The size of a man's bicep is taken as a measure of a man's overall strength. It is often visible through shirts and the pursuit of bigger ones is the subject of many magazine articles.
Along with the classic pull-up and push-up, the bicep curl is the go-to training technique for those looking to bulk up their upper arms. Also few activities are as satisfying as pulling it off with perfect technique. Follow these steps below and you’ll find the iron impossible to put down.
Keep The Weight Off Of Your Feet
If you’re trying to work the upper body, you shouldn’t be taking all of the weight with your legs. Take a bench and either sit with a single barbell, or at least stand with a narrow stance and switch between alternate arms and both at once.
Many men seem to try and hammer their curls out as fast as possible, as if it want feel as hard if they do they fast. It’s easy to do: but start by pulling your shoulders back and make sure abs are engaged when attempting the exercise. Take a good grip of equal weights in each hand, palms facing each other – then twist and raise your palms upward, bringing the bells to shoulder level before returning. Keep your biceps against your torso; all the leverage should be from elbows down.If you still find yourself rushing try counting from 1 to 6 as you raise your arm and the same on the way down, this will force you to take your time with the lift.

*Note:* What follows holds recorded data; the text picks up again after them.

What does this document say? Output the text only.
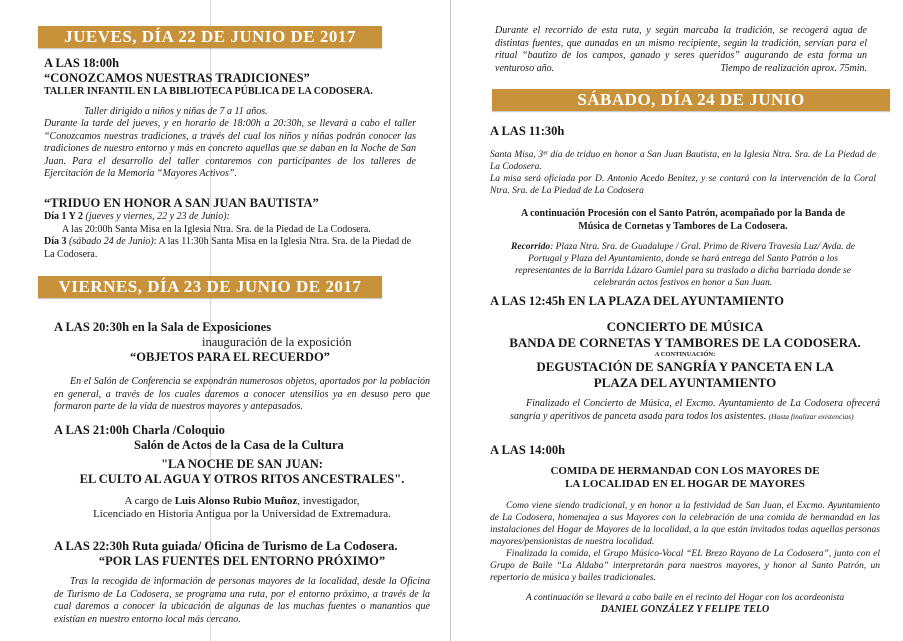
JUEVES, DÍA 22 DE JUNIO DE 2017

A LAS 18:00h

“CONOZCAMOS NUESTRAS TRADICIONES”

TALLER INFANTIL EN LA BIBLIOTECA PÚBLICA DE LA CODOSERA.

Taller dirigido a niños y niñas de 7 a 11 años.

Durante la tarde del jueves, y en horario de 18:00h a 20:30h, se llevará a cabo el taller “Conozcamos nuestras tradiciones, a través del cual los niños y niñas podrán conocer las tradiciones de nuestro entorno y más en concreto aquellas que se daban en la Noche de San Juan. Para el desarrollo del taller contaremos con participantes de los talleres de Ejercitación de la Memoria “Mayores Activos”.

“TRIDUO EN HONOR A SAN JUAN BAUTISTA”

Día 1 Y 2 (jueves y viernes, 22 y 23 de Junio):

A las 20:00h Santa Misa en la Iglesia Ntra. Sra. de la Piedad de La Codosera.

Día 3 (sábado 24 de Junio): A las 11:30h Santa Misa en la Iglesia Ntra. Sra. de la Piedad de La Codosera.

VIERNES, DÍA 23 DE JUNIO DE 2017

A LAS 20:30h en la Sala de Exposiciones

inauguración de la exposición

“OBJETOS PARA EL RECUERDO”

En el Salón de Conferencia se expondrán numerosos objetos, aportados por la población en general, a través de los cuales daremos a conocer utensilios ya en desuso pero que formaron parte de la vida de nuestros mayores y antepasados.

A LAS 21:00h Charla /Coloquio

Salón de Actos de la Casa de la Cultura

"LA NOCHE DE SAN JUAN:

EL CULTO AL AGUA Y OTROS RITOS ANCESTRALES".

A cargo de Luis Alonso Rubio Muñoz, investigador,

Licenciado en Historia Antigua por la Universidad de Extremadura.

A LAS 22:30h Ruta guiada/ Oficina de Turismo de La Codosera.

“POR LAS FUENTES DEL ENTORNO PRÓXIMO”

Tras la recogida de información de personas mayores de la localidad, desde la Oficina de Turismo de La Codosera, se programa una ruta, por el entorno próximo, a través de la cual daremos a conocer la ubicación de algunas de las muchas fuentes o manantios que existían en nuestro entorno local más cercano.

Durante el recorrido de esta ruta, y según marcaba la tradición, se recogerá agua de distintas fuentes, que aunadas en un mismo recipiente, según la tradición, servían para el ritual “bautizo de los campos, ganado y seres queridos” augurando de esta forma un venturoso año.	Tiempo de realización aprox. 75min.

SÁBADO, DÍA 24 DE JUNIO

A LAS 11:30h

Santa Misa, 3ᵉʳ día de triduo en honor a San Juan Bautista, en la Iglesia Ntra. Sra. de La Piedad de La Codosera.

La misa será oficiada por D. Antonio Acedo Benítez, y se contará con la intervención de la Coral Ntra. Sra. de La Piedad de La Codosera

A continuación Procesión con el Santo Patrón, acompañado por la Banda de

Música de Cornetas y Tambores de La Codosera.

Recorrido: Plaza Ntra. Sra. de Guadalupe / Gral. Primo de Rivera Travesía Luz/ Avda. de Portugal y Plaza del Ayuntamiento, donde se hará entrega del Santo Patrón a los representantes de la Barrida Lázaro Gumiel para su traslado a dicha barriada donde se celebrarán actos festivos en honor a San Juan.

A LAS 12:45h EN LA PLAZA DEL AYUNTAMIENTO

CONCIERTO DE MÚSICA

BANDA DE CORNETAS Y TAMBORES DE LA CODOSERA.

A CONTINUACIÓN:

DEGUSTACIÓN DE SANGRÍA Y PANCETA EN LA

PLAZA DEL AYUNTAMIENTO

Finalizado el Concierto de Música, el Excmo. Ayuntamiento de La Codosera ofrecerá sangría y aperitivos de panceta asada para todos los asistentes. (Hasta finalizar existencias)

A LAS 14:00h

COMIDA DE HERMANDAD CON LOS MAYORES DE

LA LOCALIDAD EN EL HOGAR DE MAYORES

Como viene siendo tradicional, y en honor a la festividad de San Juan, el Excmo. Ayuntamiento de La Codosera, homenajea a sus Mayores con la celebración de una comida de hermandad en las instalaciones del Hogar de Mayores de la localidad, a la que están invitados todas aquellas personas mayores/pensionistas de nuestra localidad.

Finalizada la comida, el Grupo Músico-Vocal “EL Brezo Rayano de La Codosera”, junto con el Grupo de Baile “La Aldaba” interpretarán para nuestros mayores, y honor al Santo Patrón, un repertorio de música y bailes tradicionales.

A continuación se llevará a cabo baile en el recinto del Hogar con los acordeonista

DANIEL GONZÁLEZ Y FELIPE TELO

I know how to breathe! Yep, but you'd be amazed how many hold their breath during a heavy lift and clench their jaw all the while shaking as they attempt to move the weight. Breathe in as you lower, breath out as you lift. Simple! It’s far easier to exhale when your chest muscles are contracting on the way up.
Set Limits and Goals
The finest technique in the world won't help you lift a weight that's too heavy for you. Ensure you've warmed up in advance and begin with a low weight to gauge your strength level . Do 3 sets of 8-12 reps, gradually increasing the weight with successive workouts. If you find you've plateaued then switch to a 5 x 5 program, this is five sets of five reps increasing the weight slightly each workout.